C. Diff Infection Diagnosis Increases Risk for Family Members

Article

Prior family exposure represented the factor with the second highest IRR behind hospital exposure.

Aaron C. Miller, PhD

Aaron C. Miller, PhD

Having a family member with a Clostridium difficile (C. diff) infection (CDI) substantially increases the risk of acquiring an infection.

A team, led by Aaron C. Miller, PhD, Department of Epidemiology, University of Iowa, examined whether exposure to a family member with C. diff infections were linked to a greater risk of acquiring an infection in exposed individuals.

In the case-control study, the investigators examined 224,818 cases of infections representing 194,424 insurance plan enrollees. The investigators compared the incidence of infections among individuals with prior exposure to a family member with a C. diff to those without prior family exposure.

Each individual was binned into monthly enrollment strata based on exposure status such as family exposure and confounding factors including age and prior antibiotic use.

The team derived data from population-based, longitudinal commercial insurance claims using the Truven Marketscan Commercial Claims and Encounters and Medicare Supplemental databases from 2001-2017.

Eligible households had at least 2 family members continuously enrolled for at least 1 month.

Index CDI cases were identified using inpatient and outpatient diagnosis codes, with exposure risks 60 days prior to infection including CDI diagnosed in another family member, prior hospitalization, and antibiotic use.

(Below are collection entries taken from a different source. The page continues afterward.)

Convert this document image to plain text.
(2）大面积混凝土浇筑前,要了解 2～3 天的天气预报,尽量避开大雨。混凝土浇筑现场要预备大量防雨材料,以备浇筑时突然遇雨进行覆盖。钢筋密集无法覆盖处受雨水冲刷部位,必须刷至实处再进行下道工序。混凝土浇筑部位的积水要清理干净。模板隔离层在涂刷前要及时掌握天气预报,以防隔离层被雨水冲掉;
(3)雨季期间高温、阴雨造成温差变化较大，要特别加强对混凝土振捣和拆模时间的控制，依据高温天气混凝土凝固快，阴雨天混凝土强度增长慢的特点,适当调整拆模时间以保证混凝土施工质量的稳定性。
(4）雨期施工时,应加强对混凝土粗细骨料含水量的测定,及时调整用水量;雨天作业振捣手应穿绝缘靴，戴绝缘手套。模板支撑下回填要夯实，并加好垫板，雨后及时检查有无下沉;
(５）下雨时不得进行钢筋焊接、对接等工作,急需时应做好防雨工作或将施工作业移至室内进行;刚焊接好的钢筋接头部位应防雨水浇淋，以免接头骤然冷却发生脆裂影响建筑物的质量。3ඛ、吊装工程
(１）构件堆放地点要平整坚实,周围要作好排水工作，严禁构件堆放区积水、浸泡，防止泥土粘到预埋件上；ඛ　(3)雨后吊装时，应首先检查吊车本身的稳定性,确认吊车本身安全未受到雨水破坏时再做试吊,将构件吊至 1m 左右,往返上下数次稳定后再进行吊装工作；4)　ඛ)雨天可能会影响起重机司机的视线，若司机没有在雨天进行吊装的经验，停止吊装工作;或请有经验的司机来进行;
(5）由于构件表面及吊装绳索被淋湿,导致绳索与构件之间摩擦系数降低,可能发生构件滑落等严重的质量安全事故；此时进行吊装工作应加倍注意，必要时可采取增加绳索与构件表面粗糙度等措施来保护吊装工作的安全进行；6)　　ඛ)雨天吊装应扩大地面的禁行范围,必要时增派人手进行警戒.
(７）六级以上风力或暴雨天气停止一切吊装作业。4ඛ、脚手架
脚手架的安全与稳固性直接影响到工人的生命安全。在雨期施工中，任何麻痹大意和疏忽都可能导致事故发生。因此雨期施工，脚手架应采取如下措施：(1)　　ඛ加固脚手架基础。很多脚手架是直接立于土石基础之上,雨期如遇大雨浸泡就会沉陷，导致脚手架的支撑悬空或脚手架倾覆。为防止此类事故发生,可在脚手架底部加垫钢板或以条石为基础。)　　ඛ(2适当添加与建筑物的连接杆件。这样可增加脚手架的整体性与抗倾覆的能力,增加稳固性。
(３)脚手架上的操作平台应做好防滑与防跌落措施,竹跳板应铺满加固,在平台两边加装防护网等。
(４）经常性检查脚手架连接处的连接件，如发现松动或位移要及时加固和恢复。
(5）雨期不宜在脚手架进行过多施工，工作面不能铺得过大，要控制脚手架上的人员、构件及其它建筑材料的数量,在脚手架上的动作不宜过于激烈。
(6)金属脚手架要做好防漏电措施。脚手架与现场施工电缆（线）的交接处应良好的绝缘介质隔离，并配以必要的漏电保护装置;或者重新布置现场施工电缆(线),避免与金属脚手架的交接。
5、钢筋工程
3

The team sought primary outcomes of the incidence of C. diff infections in a given monthly enrollment stratum, with separate analyses considered for infections diagnosed in outpatient or hospital settings.

The investigators computed infection incidence within each stratum and used a regression model to compare incidence of C. diff infections while controlling for possible confounding characteristics.

Of the 194,424 enrollees occurring in families with at least 2 enrollees, the investigators identified 1074 CDI events occurred following a CDI diagnosis in a separate family member.

Ultimately, they found having a family member with a C. diff infection significantly raised the risk of acquiring an infection, even after controlling for other factors (IRR, 12.47; 95% CI, 8.86-16.97).

Prior family exposure represented the factor with the second highest IRR behind hospital exposure (IRR, 16.18; 95% CI, 15.31-17.10).

For community-onset cases without prior hospitalization, the IRR for family exposure was 21.74 (95% CI, 15.12-30.01), while age (IRR, 9.90; 95% CI, 8.92-10.98 for ages ≥65 years compared with ages 0-17 years), antibiotic use (IRR, 3.73; 95% CI, 3.41-4.08 for low-risk and 14.26; 95% CI, 13.27-15.31 for high-risk antibiotics compared with no antibiotics), and female sex (IRR, 1.44; 95% CI, 1.36-1.53) were also positively associated with incidence.

“This study found that individuals with family exposure may be at significantly greater risk for acquiring CDI, which highlights the importance of the shared environment in the transmission and acquisition of C difficile,” the authors wrote.

Recent data shows positive trends regarding C. diff infections and hospitalization within the last 10 years.

A team, led by Alice Y. Guh, MPH, identified cases of C. diff infections in stool specimens positive for C. diff in an individual at least 1 years old with no positive test in the previous 8 weeks in 10 US sites.

In the Emerging Infections Program, the investigators used case and census sampling weights to estimate the national burden of infections, first recurrences, hospitalizations, and in-hospital deaths between 2011-2017.

Overall, they identified 15,461 cases in 2011—10,177 healthcare-associated cases and 5284 community-associated cases. In 2017, they identified 15,512 cases—7973 healthcare-associated cases and 7539 community-associated cases.

The estimated national burden of infections was 476,400 (95% CI, 419,900-532,900) in 2011 and 462,100 cases (95% CI, 428,600-495,600) in 2017.

After accounting for NAAT use, the adjusted estimate of the total burden of C. diff infection decreased by 24% from 2011 through 2017 (95% CI, 6-36).

The adjusted estimate of the national burden of healthcare-associated cases decreased by 36% (95% CI, 24-54), while the adjusted estimate of the national burden of community-associated infections was unchanged.

The study, “Association of Household Exposure to Primary Clostridioides difficile Infection With Secondary Infection in Family Members,” was published online in JAMA Network Open.